2) Know the route and expected weather conditions
Along similar lines, it's important to ensure that you can account for the occasionally adverse weather you encounter on a longer drive at this time of year, according to America Truck Driving School. Snow, ice, wind and even sun glare can all contribute to accidents during the holidays, so it's important to know what kind of weather you can expect to encounter at each stage of your journey. Sometimes, problems are unavoidable, but if you have a backup plan, you might be able to stay on course without much difficulty.
3) Be patient
Again, a lot of the traffic problems you face at this time of year aren't exactly predictable, and as such it might be necessary to sometimes just grin and bear it, according to Veltri.

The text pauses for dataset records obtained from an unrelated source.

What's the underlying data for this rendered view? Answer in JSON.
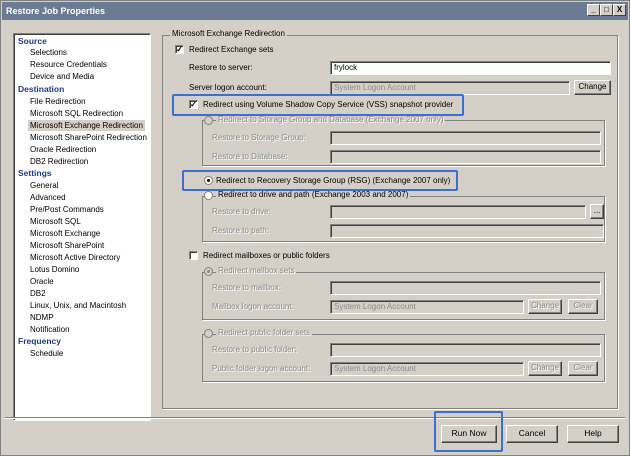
{
  "window": {
    "title": "Restore Job Properties",
    "min_label": "_",
    "max_label": "□",
    "close_label": "X"
  },
  "tree": {
    "categories": [
      {
        "label": "Source",
        "items": [
          "Selections",
          "Resource Credentials",
          "Device and Media"
        ]
      },
      {
        "label": "Destination",
        "items": [
          "File Redirection",
          "Microsoft SQL Redirection",
          "Microsoft Exchange Redirection",
          "Microsoft SharePoint Redirection",
          "Oracle Redirection",
          "DB2 Redirection"
        ]
      },
      {
        "label": "Settings",
        "items": [
          "General",
          "Advanced",
          "Pre/Post Commands",
          "Microsoft SQL",
          "Microsoft Exchange",
          "Microsoft SharePoint",
          "Microsoft Active Directory",
          "Lotus Domino",
          "Oracle",
          "DB2",
          "Linux, Unix, and Macintosh",
          "NDMP",
          "Notification"
        ]
      },
      {
        "label": "Frequency",
        "items": [
          "Schedule"
        ]
      }
    ],
    "selected": "Microsoft Exchange Redirection"
  },
  "panel": {
    "group_title": "Microsoft Exchange Redirection",
    "redirect_exchange_sets": {
      "label": "Redirect Exchange sets",
      "checked": true
    },
    "restore_to_server": {
      "label": "Restore to server:",
      "value": "frylock"
    },
    "server_logon": {
      "label": "Server logon account:",
      "value": "System Logon Account",
      "button": "Change"
    },
    "vss": {
      "label": "Redirect using Volume Shadow Copy Service (VSS) snapshot provider",
      "checked": true
    },
    "storage_group": {
      "label": "Redirect to Storage Group and Database (Exchange 2007 only)",
      "restore_sg_label": "Restore to Storage Group:",
      "restore_db_label": "Restore to Database:"
    },
    "rsg": {
      "label": "Redirect to Recovery Storage Group (RSG) (Exchange 2007 only)",
      "selected": true
    },
    "drive_path": {
      "label": "Redirect to drive and path (Exchange 2003 and 2007)",
      "drive_label": "Restore to drive:",
      "path_label": "Restore to path:",
      "browse": "..."
    },
    "mailboxes": {
      "label": "Redirect mailboxes or public folders",
      "checked": false
    },
    "mailbox_sets": {
      "label": "Redirect mailbox sets",
      "restore_label": "Restore to mailbox:",
      "logon_label": "Mailbox logon account:",
      "logon_value": "System Logon Account",
      "change": "Change",
      "clear": "Clear"
    },
    "public_folder_sets": {
      "label": "Redirect public folder sets",
      "restore_label": "Restore to public folder:",
      "logon_label": "Public folder logon account:",
      "logon_value": "System Logon Account",
      "change": "Change",
      "clear": "Clear"
    }
  },
  "footer": {
    "run_now": "Run Now",
    "cancel": "Cancel",
    "help": "Help"
  },
  "colors": {
    "highlight": "#3b6fd1",
    "titlebar": "#6b7b93",
    "category": "#1f3a8a"
  }
}
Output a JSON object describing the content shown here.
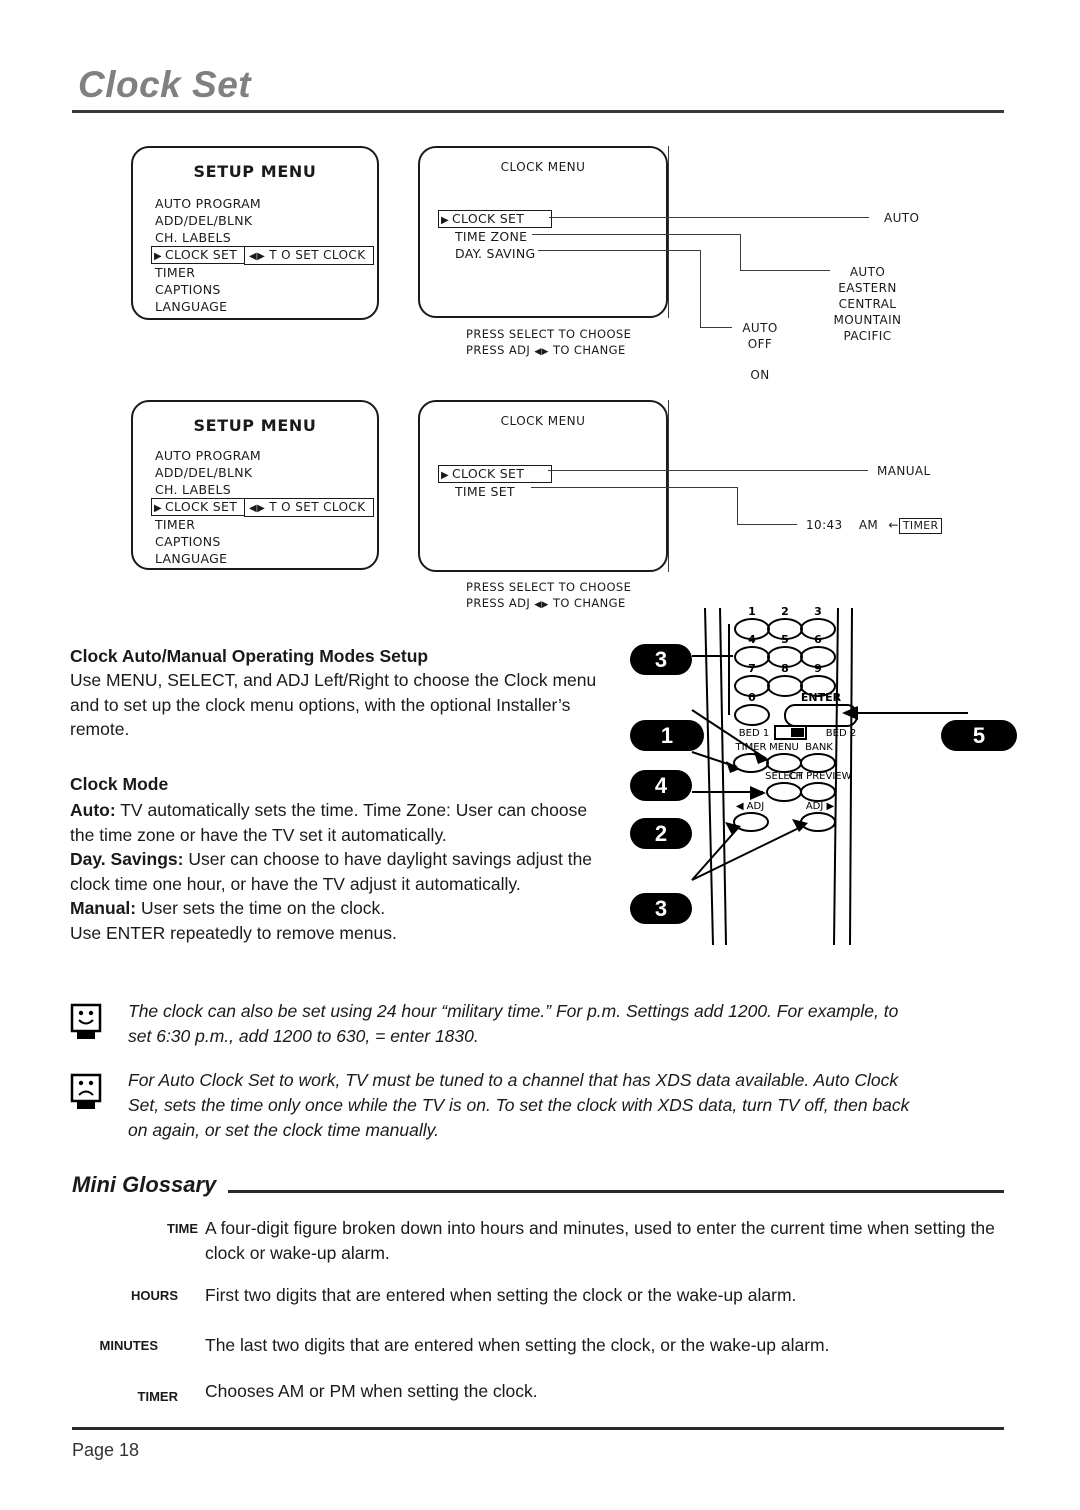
{
  "page": {
    "title": "Clock Set",
    "footer_label": "Page 18"
  },
  "diagram_top": {
    "setup_menu": {
      "title": "SETUP MENU",
      "items": [
        "AUTO PROGRAM",
        "ADD/DEL/BLNK",
        "CH. LABELS",
        "CLOCK SET",
        "TIMER",
        "CAPTIONS",
        "LANGUAGE"
      ],
      "selected_item": "CLOCK SET",
      "hint": "T O SET  CLOCK",
      "hint_arrows": "◀▶"
    },
    "clock_menu": {
      "title": "CLOCK MENU",
      "items": [
        "CLOCK SET",
        "TIME ZONE",
        "DAY. SAVING"
      ],
      "selected_item": "CLOCK SET"
    },
    "press_note_line1": "PRESS SELECT TO CHOOSE",
    "press_note_line2_pre": "PRESS ADJ",
    "press_note_arrows": "◀▶",
    "press_note_line2_post": "TO CHANGE",
    "values": {
      "clock_set": "AUTO",
      "time_zone": [
        "AUTO",
        "EASTERN",
        "CENTRAL",
        "MOUNTAIN",
        "PACIFIC"
      ],
      "day_saving": [
        "AUTO",
        "OFF",
        "ON"
      ]
    }
  },
  "diagram_bottom": {
    "setup_menu": {
      "title": "SETUP MENU",
      "items": [
        "AUTO PROGRAM",
        "ADD/DEL/BLNK",
        "CH. LABELS",
        "CLOCK SET",
        "TIMER",
        "CAPTIONS",
        "LANGUAGE"
      ],
      "selected_item": "CLOCK SET",
      "hint": "T O SET  CLOCK",
      "hint_arrows": "◀▶"
    },
    "clock_menu": {
      "title": "CLOCK MENU",
      "items": [
        "CLOCK SET",
        "TIME SET"
      ],
      "selected_item": "CLOCK SET"
    },
    "press_note_line1": "PRESS SELECT TO CHOOSE",
    "press_note_line2_pre": "PRESS ADJ",
    "press_note_arrows": "◀▶",
    "press_note_line2_post": "TO CHANGE",
    "values": {
      "clock_set": "MANUAL",
      "time_value": "10:43",
      "meridiem": "AM",
      "timer_arrow": "←",
      "timer_chip": "TIMER"
    }
  },
  "body": {
    "heading1": "Clock Auto/Manual Operating Modes Setup",
    "paragraph1": "Use MENU, SELECT, and ADJ Left/Right to choose the Clock menu and to set up the clock menu options, with the optional Installer’s remote.",
    "heading2": "Clock Mode",
    "modes": [
      {
        "term": "Auto:",
        "text": " TV automatically sets the time. Time Zone: User can choose the time zone or have the TV set it automatically."
      },
      {
        "term": "Day. Savings:",
        "text": " User can choose to have daylight savings adjust the clock time one hour, or have the TV adjust it automatically."
      },
      {
        "term": "Manual:",
        "text": " User sets the time on the clock."
      }
    ],
    "closing_line": "Use ENTER repeatedly to remove menus."
  },
  "remote": {
    "keypad": [
      "1",
      "2",
      "3",
      "4",
      "5",
      "6",
      "7",
      "8",
      "9",
      "0"
    ],
    "enter_label": "ENTER",
    "bed1_label": "BED 1",
    "bed2_label": "BED 2",
    "timer_label": "TIMER",
    "menu_label": "MENU",
    "bank_label": "BANK",
    "select_label": "SELECT",
    "ch_preview_label": "CH PREVIEW",
    "adj_left_label": "◀ ADJ",
    "adj_right_label": "ADJ ▶",
    "callouts": [
      {
        "number": "3",
        "target": "keypad"
      },
      {
        "number": "1",
        "target": "menu"
      },
      {
        "number": "4",
        "target": "timer"
      },
      {
        "number": "2",
        "target": "select"
      },
      {
        "number": "3",
        "target": "adj"
      },
      {
        "number": "5",
        "target": "enter"
      }
    ]
  },
  "notes": [
    {
      "icon": "smiley-face-icon",
      "text": "The clock can also be set using 24 hour “military time.” For p.m. Settings add 1200. For example, to set 6:30 p.m., add 1200 to 630, = enter 1830."
    },
    {
      "icon": "frowny-face-icon",
      "text": " For Auto Clock Set to work, TV must be tuned to a channel that has XDS data available. Auto Clock Set, sets the time only once while the TV is on. To set the clock with XDS data, turn TV off, then back on again, or set the clock time manually."
    }
  ],
  "glossary": {
    "title": "Mini Glossary",
    "entries": [
      {
        "term": "TIME",
        "definition": "A four-digit figure broken down into hours and minutes, used to enter the current time when setting the clock or wake-up alarm."
      },
      {
        "term": "HOURS",
        "definition": "First two digits that are entered when setting the clock or the wake-up alarm."
      },
      {
        "term": "MINUTES",
        "definition": "The last two digits that are entered when setting the clock, or the wake-up alarm."
      },
      {
        "term": "TIMER",
        "definition": "Chooses AM or PM when setting the clock."
      }
    ]
  },
  "colors": {
    "title_gray": "#808080",
    "ink": "#1a1a1a",
    "callout_bg": "#000000"
  }
}
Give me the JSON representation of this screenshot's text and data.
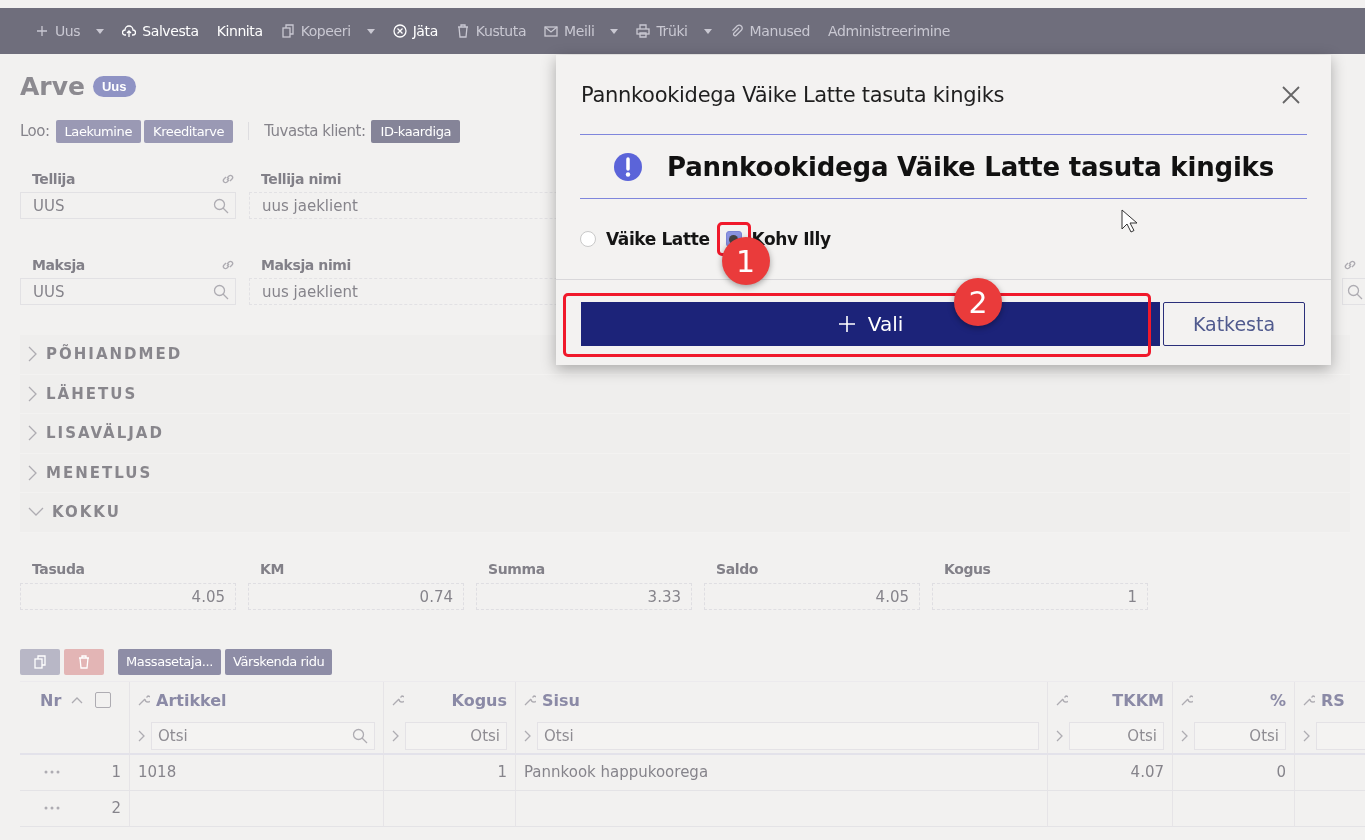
{
  "toolbar": {
    "items": [
      {
        "label": "Uus",
        "kind": "plus",
        "dropdown": true,
        "disabled": true
      },
      {
        "label": "Salvesta",
        "kind": "upload",
        "dropdown": false,
        "disabled": false
      },
      {
        "label": "Kinnita",
        "kind": "plain",
        "dropdown": false,
        "disabled": false
      },
      {
        "label": "Kopeeri",
        "kind": "copy",
        "dropdown": true,
        "disabled": true
      },
      {
        "label": "Jäta",
        "kind": "cancel",
        "dropdown": false,
        "disabled": false
      },
      {
        "label": "Kustuta",
        "kind": "trash",
        "dropdown": false,
        "disabled": true
      },
      {
        "label": "Meili",
        "kind": "mail",
        "dropdown": true,
        "disabled": true
      },
      {
        "label": "Trüki",
        "kind": "print",
        "dropdown": true,
        "disabled": true
      },
      {
        "label": "Manused",
        "kind": "clip",
        "dropdown": false,
        "disabled": true
      },
      {
        "label": "Administreerimine",
        "kind": "plain",
        "dropdown": false,
        "disabled": true
      }
    ]
  },
  "header": {
    "title": "Arve",
    "badge": "Uus",
    "create_label": "Loo:",
    "create_buttons": [
      "Laekumine",
      "Kreeditarve"
    ],
    "identify_label": "Tuvasta klient:",
    "identify_button": "ID-kaardiga"
  },
  "field_rows": [
    [
      {
        "label": "Tellija",
        "value": "UUS",
        "kind": "lookup"
      },
      {
        "label": "Tellija nimi",
        "value": "uus jaeklient",
        "kind": "text"
      }
    ],
    [
      {
        "label": "Maksja",
        "value": "UUS",
        "kind": "lookup"
      },
      {
        "label": "Maksja nimi",
        "value": "uus jaeklient",
        "kind": "text"
      },
      {
        "kind": "cut"
      }
    ]
  ],
  "sections": [
    {
      "label": "PÕHIANDMED",
      "expanded": false
    },
    {
      "label": "LÄHETUS",
      "expanded": false
    },
    {
      "label": "LISAVÄLJAD",
      "expanded": false
    },
    {
      "label": "MENETLUS",
      "expanded": false
    },
    {
      "label": "KOKKU",
      "expanded": true
    }
  ],
  "totals": [
    {
      "label": "Tasuda",
      "value": "4.05"
    },
    {
      "label": "KM",
      "value": "0.74"
    },
    {
      "label": "Summa",
      "value": "3.33"
    },
    {
      "label": "Saldo",
      "value": "4.05"
    },
    {
      "label": "Kogus",
      "value": "1"
    }
  ],
  "table_toolbar": {
    "buttons": [
      "Massasetaja...",
      "Värskenda ridu"
    ]
  },
  "table": {
    "select_all_checked": false,
    "columns": [
      {
        "label": "Nr"
      },
      {
        "label": "Artikkel",
        "filter": "Otsi"
      },
      {
        "label": "Kogus",
        "filter": "Otsi"
      },
      {
        "label": "Sisu",
        "filter": "Otsi"
      },
      {
        "label": "TKKM",
        "filter": "Otsi"
      },
      {
        "label": "%",
        "filter": "Otsi"
      },
      {
        "label": "RS"
      }
    ],
    "rows": [
      {
        "cells": [
          "1",
          "1018",
          "1",
          "Pannkook happukoorega",
          "4.07",
          "0",
          ""
        ]
      },
      {
        "cells": [
          "2",
          "",
          "",
          "",
          "",
          "",
          ""
        ]
      }
    ]
  },
  "dialog": {
    "title": "Pannkookidega Väike Latte tasuta kingiks",
    "heading": "Pannkookidega Väike Latte tasuta kingiks",
    "options": [
      {
        "label": "Väike Latte",
        "selected": false
      },
      {
        "label": "Kohv Illy",
        "selected": true
      }
    ],
    "confirm_button": "Vali",
    "cancel_button": "Katkesta"
  },
  "annotations": [
    {
      "label": "1"
    },
    {
      "label": "2"
    }
  ]
}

Sitting in traffic can certainly be highly stressful if you're getting up to a deadline, there's also nothing you can really do to change your situation, and trying to drive a bit more aggressively certainly isn't the answer. This is why it's a good idea to give yourself as much of a cushion as possible, but you can only control for so much at the end of the day.
4) Carefully inspect your truck before getting behind the wheel
Finally, because snow and ice are such common problems in many parts of the U.S., you should always carefully look over your truck and do what you can to clear it off, Veltri said. That comes in addition to all the other safety measures you should take before hitting the road, from properly inflating all your tires to checking that all lights and connections are in good working order.